Students in this research project will construct updated life tables for the province of Quebec, using information that takes into account the increased mortality due to COVID-19 as well as an individual’s age and sex. Statistical information concerning death rates is integral to actuarial work. This includes life insurance companies who use this data to calculate life insurance premiums, as well as The Canadian Institute of Actuaries and the Society of Actuaries which will use the methodology developed amongst other geographic regions. The project is led by Louis Doray, Jean-François Angers and Nadine Ouellette.
Can the Reported COVID-19 Data Tell us the Truth?
The effective management of the COVID-19 pandemic relies on accurate reporting of COVID-19 data. However, the collected data generally contains errors, and tends to under-report case numbers due to a current inability to address the number of asymptomatic infected cases. If the analyzed data remains unreliable, it becomes impossible to determine judgement for timely and effective infection control.
In order to address this problem, Grace Yi and Wenqing He are working with graduate students to analyse COVID-19 data using measurement error models to eliminate discrepancies and highlight faults in the data. This will provide a clearer understanding of the case fatality rate, which is the ratio of the number of deaths to the number of infected cases. Strengthening the quality of the data that informs our knowledge of the virus will lead to tangible insights that aid health care professionals in the COVID-19 response effort.
Modeling and Visualization of the COVID-19 Outbreak in Canadian Long-Term Care Homes
COVID-19 has created a tragic impact in long-term care homes in Canada, accounting for an estimated 50 percent of COVID-19-related deaths.
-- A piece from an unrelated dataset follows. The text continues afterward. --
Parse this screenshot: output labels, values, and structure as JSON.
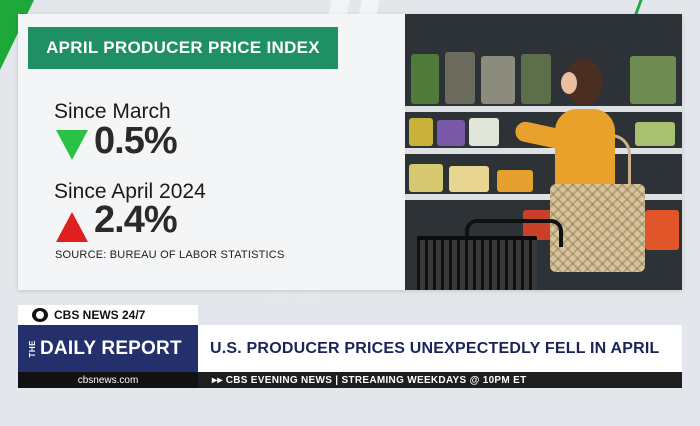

In order to address this problem, factors associated with the potential for a home to have an outbreak must be assessed. Using publicly available data from Statistics Canada and the Government of Ontario, this project will analyze geographical, operational, and structural factors that contribute to the spread of COVID-19 in long-term care homes, in order to better understand how databases can be put to use in combating the spread in a meaningful way.
John Braun, Patrick Brown and Ngan Lyle will work with graduate students to assemble a database for the province of British Columbia to aid in the expansion of data analytics regarding COVID-19. This research will play a significant role in guiding intervention tactics that will reduce the impact of COVID-19 over the long-term presence of the virus.
Detecting Anomalies in COVID-19 Indicators
Building on a COVID-19 modeling project being undertaken by the DELPHI epidemiological forecasting team at Carnegie Mellon University, Daniel McDonald and his team will develop and implement statistical procedures that flag potential data quality issues, before it is used by DELPHI or released to the public through the API. A challenge the modelling team at DELPHI faces is the rapid identification of anomalous indicator values, which can cause data quality issues for internal and external data consumers since this data is made public without any lag. This makes it difficult to systematically and rapidly catch these issues.
The results of this project will be used internally by the modelling team and integrated into the forecast pipeline. Additionally, Daniel’s team will work with the visualization team to incorporate the developed diagnostic tools into the Covidcast site for the benefit of external data consumers.